Fortunately, the new two-player mode is a saving grace. Each different arena houses seven workers, with the object being to rescue more than your rival. The twist is that you can only save them on your turn, with your enemy simply tasked with hunting you down before roles are reversed. The caverns have their own unique environmental features, from one with severe tectonic tremors to another where showers of hot magma can be triggered to cascade onto your opponent. There's a decent selection of power-ups that can be purchased to improve your ship's offensive capabilities or chances of evading detection.
It's perhaps a little unbalanced, with beginners at a distinct disadvantage until they've earned enough money to buy a few new powers, while most players will simply camp outside their opponent's base, waiting to greet their triumphant return with a hail of missiles. But even when losing seven games on the trot to an outrageously skilled Spanish opponent and I'm definitely speaking hypothetically here it's a lot of fun. Another nice touch allows you to collect credits in your ship while waiting to be matched up; a great idea when you're just a few 'Q dollars' short of that handy sonar.
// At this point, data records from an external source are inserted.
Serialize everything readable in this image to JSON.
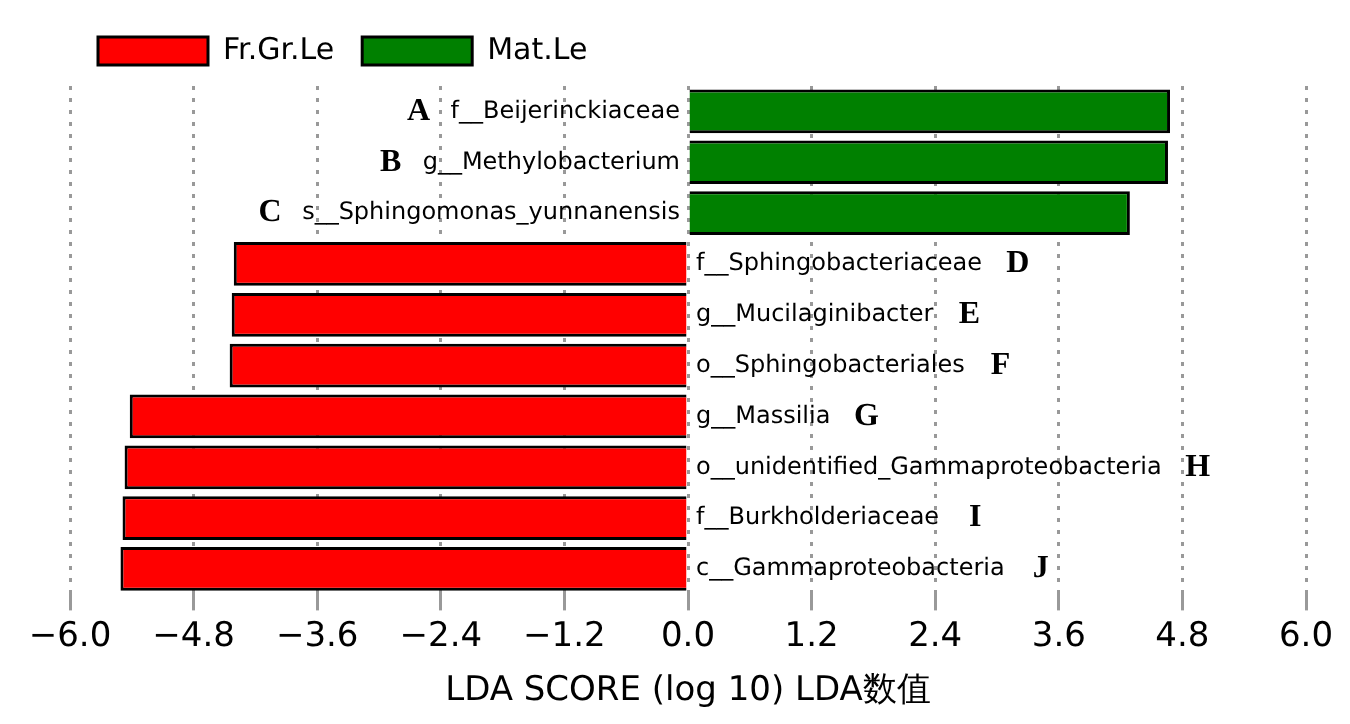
{
  "chart_data": {
    "type": "bar",
    "orientation": "horizontal",
    "xlabel": "LDA SCORE (log 10) LDA数值",
    "categories": [
      "f__Beijerinckiaceae",
      "g__Methylobacterium",
      "s__Sphingomonas_yunnanensis",
      "f__Sphingobacteriaceae",
      "g__Mucilaginibacter",
      "o__Sphingobacteriales",
      "g__Massilia",
      "o__unidentified_Gammaproteobacteria",
      "f__Burkholderiaceae",
      "c__Gammaproteobacteria"
    ],
    "series": [
      {
        "name": "Fr.Gr.Le",
        "color": "#ff0000",
        "values": [
          null,
          null,
          null,
          -4.41,
          -4.43,
          -4.45,
          -5.42,
          -5.47,
          -5.49,
          -5.51
        ]
      },
      {
        "name": "Mat.Le",
        "color": "#008000",
        "values": [
          4.68,
          4.66,
          4.29,
          null,
          null,
          null,
          null,
          null,
          null,
          null
        ]
      }
    ],
    "xlim": [
      -6.0,
      6.0
    ],
    "xticks": [
      {
        "value": -6,
        "label": "−6.0"
      },
      {
        "value": -4.8,
        "label": "−4.8"
      },
      {
        "value": -3.6,
        "label": "−3.6"
      },
      {
        "value": -2.4,
        "label": "−2.4"
      },
      {
        "value": -1.2,
        "label": "−1.2"
      },
      {
        "value": 0,
        "label": "0.0"
      },
      {
        "value": 1.2,
        "label": "1.2"
      },
      {
        "value": 2.4,
        "label": "2.4"
      },
      {
        "value": 3.6,
        "label": "3.6"
      },
      {
        "value": 4.8,
        "label": "4.8"
      },
      {
        "value": 6,
        "label": "6.0"
      }
    ],
    "grid": "x",
    "legend": "top left",
    "tick_labels": "x",
    "annotations": [
      "A",
      "B",
      "C",
      "D",
      "E",
      "F",
      "G",
      "H",
      "I",
      "J"
    ]
  }
}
But while this multiplayer mode is one of the game's most successful additions, it's curious that a series known for rejecting convention seems to be embracing the 'bigger, better, more' mentality here. The name PixelJunk suggests something throwaway, and it's perhaps telling that, in striving for substance, Q-Games has come slightly unstuck. Some will undoubtedly relish the tougher challenge, most will welcome its greater longevity, but there's no denying that this quirky series has lost a little of its unique charm.